If AM of the number `5^(1+x) and 5^(1-x)` is 13 then the set of possible real values of x is -

To solve the problem step by step, we need to find the set of possible real values of \( x \) given that the arithmetic mean (AM) of the numbers \( 5^{(1+x)} \) and \( 5^{(1-x)} \) is equal to 13. ### Step 1: Write the expression for the AM The arithmetic mean of two numbers \( a \) and \( b \) is given by: \[ AM = \frac{a + b}{2} \] In our case, we have: \[ AM = \frac{5^{(1+x)} + 5^{(1-x)}}{2} = 13 \] ### Step 2: Set up the equation From the AM expression, we can set up the equation: \[ \frac{5^{(1+x)} + 5^{(1-x)}}{2} = 13 \] Multiplying both sides by 2 gives: \[ 5^{(1+x)} + 5^{(1-x)} = 26 \] ### Step 3: Simplify the expression Using the property of exponents, we can rewrite \( 5^{(1+x)} \) and \( 5^{(1-x)} \): \[ 5^{(1+x)} = 5 \cdot 5^x \quad \text{and} \quad 5^{(1-x)} = 5 \cdot 5^{-x} \] Substituting these into the equation gives: \[ 5 \cdot 5^x + 5 \cdot 5^{-x} = 26 \] Dividing the entire equation by 5 results in: \[ 5^x + 5^{-x} = \frac{26}{5} \] ### Step 4: Let \( y = 5^x \) Let \( y = 5^x \).

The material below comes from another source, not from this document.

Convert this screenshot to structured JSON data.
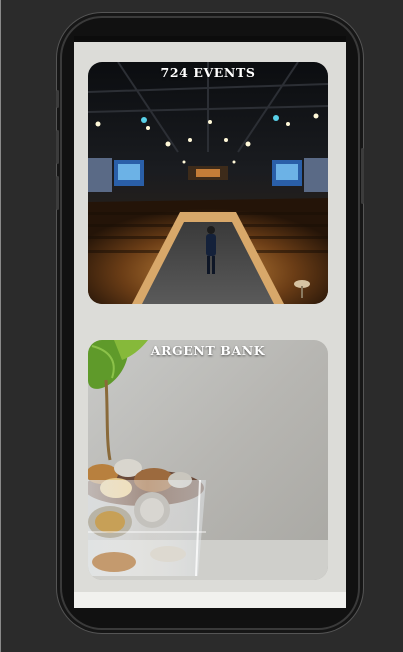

Then \( 5^{-x} = \frac{1}{y} \). Substituting these into the equation gives: \[ y + \frac{1}{y} = \frac{26}{5} \] ### Step 5: Multiply through by \( y \) To eliminate the fraction, multiply through by \( y \): \[ y^2 + 1 = \frac{26}{5}y \] Rearranging gives: \[ 5y^2 - 26y + 5 = 0 \] ### Step 6: Solve the quadratic equation Now we will solve the quadratic equation \( 5y^2 - 26y + 5 = 0 \) using the quadratic formula: \[ y = \frac{-b \pm \sqrt{b^2 - 4ac}}{2a} \] where \( a = 5 \), \( b = -26 \), and \( c = 5 \): \[ y = \frac{26 \pm \sqrt{(-26)^2 - 4 \cdot 5 \cdot 5}}{2 \cdot 5} \] Calculating the discriminant: \[ (-26)^2 - 4 \cdot 5 \cdot 5 = 676 - 100 = 576 \] Thus: \[ y = \frac{26 \pm \sqrt{576}}{10} = \frac{26 \pm 24}{10} \] Calculating the two possible values for \( y \): 1. \( y = \frac{50}{10} = 5 \) 2. \( y = \frac{2}{10} = \frac{1}{5} \) ### Step 7: Find \( x \) from \( y \) Recall that \( y = 5^x \): 1. If \( y = 5 \), then \( 5^x = 5 \) implies \( x = 1 \). 2. If \( y = \frac{1}{5} \), then \( 5^x = \frac{1}{5} \) implies \( x = -1 \). ### Conclusion The set of possible real values of \( x \) is: \[ \{ -1, 1 \} \]